Motherhood is a high calling, a noble undertaking, arguably, the most important job in the world. Today I’m talking about a trend I’ve noticed on social media and mom blogs recently that concerns me. I want you to know how moms are important and why.
Moms have the most important job in the world.
C.S. Lewis said, “Children are not a distraction from more important work. They are the most important work.”
I’ve noticed a trend on social media and mom blogs recently that concerns me. What I’m about to say is not going to be the popular sentiment, but this morning I felt convicted to speak up. But first a little bit about me: I’m a mom of five. I had my first child at the age of 15. And my kids range in ages: 30, 26, 24, 20, and almost 18.
I remember as a very young mom feeling frustrated a lot. My son was strong willed and in my mind, a very difficult child. I read a lot of books about strong willed children and how to deal with them.
Moms are Important
Motherhood is hard. But it’s also the most rewarding job you will ever be blessed to have. It requires patience and understanding. It demands you to rise above your own self and put others first.
I’ve shared this thought before, and it’s still so very true: The real key to patience is valuing the other person so much that nothing is more important than your relationship.

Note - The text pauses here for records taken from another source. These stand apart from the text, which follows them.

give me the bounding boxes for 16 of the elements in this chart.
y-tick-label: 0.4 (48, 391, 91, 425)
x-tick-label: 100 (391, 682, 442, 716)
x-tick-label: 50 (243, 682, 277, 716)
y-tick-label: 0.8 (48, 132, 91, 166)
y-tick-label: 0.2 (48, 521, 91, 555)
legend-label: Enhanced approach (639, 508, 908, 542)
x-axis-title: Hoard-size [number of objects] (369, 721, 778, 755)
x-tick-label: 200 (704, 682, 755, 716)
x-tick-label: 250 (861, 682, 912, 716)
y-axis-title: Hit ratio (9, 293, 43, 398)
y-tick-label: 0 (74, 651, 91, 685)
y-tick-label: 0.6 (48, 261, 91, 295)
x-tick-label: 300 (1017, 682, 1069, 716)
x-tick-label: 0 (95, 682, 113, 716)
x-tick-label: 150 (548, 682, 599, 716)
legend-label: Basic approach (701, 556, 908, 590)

Your kids need you to be patient.
“Love is patient and kind…” 1 Corinthians 13:4
I’ve read a lot of posts recently about moms losing their cool and “being a jerk” to their kids that end with the words: “I’m still a good mom.” or “You’re still a good mom.”
I don’t want this to come across as harsh, hard, or even judgemental, but being a jerk to your kids is not being a good mom.
Do good moms have bad days? Yes. No mom is perfect. I have more than my fair share of regrets. But let’s not placate our egos by suggesting that being anything less than kind and loving is okay. The reality is: being a jerk to your kids is sinful.
The Bible calls us to come out of sin – not to accept it as okay.
“If we say we have no sin, we deceive ourselves, and the truth is not in us. If we confess our sins, he is faithful and just to forgive us our sins and to cleanse us from all unrighteousness.” 1 John 1:8,9
I’ve been a mom for 30 years and a writer / blogger for 20 years. Writing words that have reached millions of women over those 20 years, is not something I take lightly. I want the words I write to do two things: encourage and point people to God’s Word.
Motherhood is a high calling.
As a mother you are raising the next generation of children who will change the world for better or worse. Being rude to your kids and blaming it on a bad day isn’t okay.
God isn’t calling you to stay in your place of selfishness. He’s calling you to do better today than you did yesterday.
Everyone has a bad day every once in a while. But those bad days should be few and far between. And when you have a bad day, you need to ask forgiveness. Your kids need to hear you say you’re sorry. They need you to show them by your actions that you need Jesus and that you depend on Him when you are having a bad day.
They don’t need you flying off the handle, speaking rudely, being harsh, or being impatient.
Author Pam Leo wrote, “Let’s raise children who won’t have to recover from their childhoods.”
And Jesus said, “Greater love has no one than this: to lay down one’s life for one’s friends.” John 15:13
Motherhood requires sacrifice. It requires sacrificial love. It requires you to lay down your life for your family on a daily basis.
I feel like I need to put in a disclaimer here: I’m not suggesting that you never take care of your own needs. You do need to take care of yourself. Get dressed. Take a shower. Eat healthy meals. Get a babysitter if you feel like you need a break. Ask for help if you are overwhelmed.
But the truth is, motherhood requires sacrifice.
Most moms love their kids with a fierce love – the kind of love that would cause her to jump in front of a speeding train to save her child. But the real test of love is often not in the grand moments of time. The real test of love is demonstrated in the daily sacrifice of time. A kind word. A sincere smile. A warm meal. A tidy space. Moments in time when you choose to smile and say an encouraging word even when you’re tired or stressed.
I had a wonderful mom. She was loving and gentle. She spoke in kind words. She woke up everyday with a cheerful attitude. She made life more pleasant.
Life is hard. Kids learn that fact from an early age. Life can be brutal.
But mothers can offer their children something the world does not: a gentle place to land.
Your kids love you when you have a good day and they will love you when you have a bad day. And everyone has bad days. But don’t use that as an excuse.
Words spoken can never be taken back. And despite the nursery rhyme, words wound and they can wound deeply. Be careful with your words. Be careful with your tone of voice. Think before you speak. Take a deep breath and pray before you yell or lose your cool.
You will never regret showing mercy. You will never regret being loving. You will never regret the words you didn’t say in anger.
My desire is to elevate the role of motherhood in this day and age when self is valued more than sacrifice. Moms, you are so very valuable!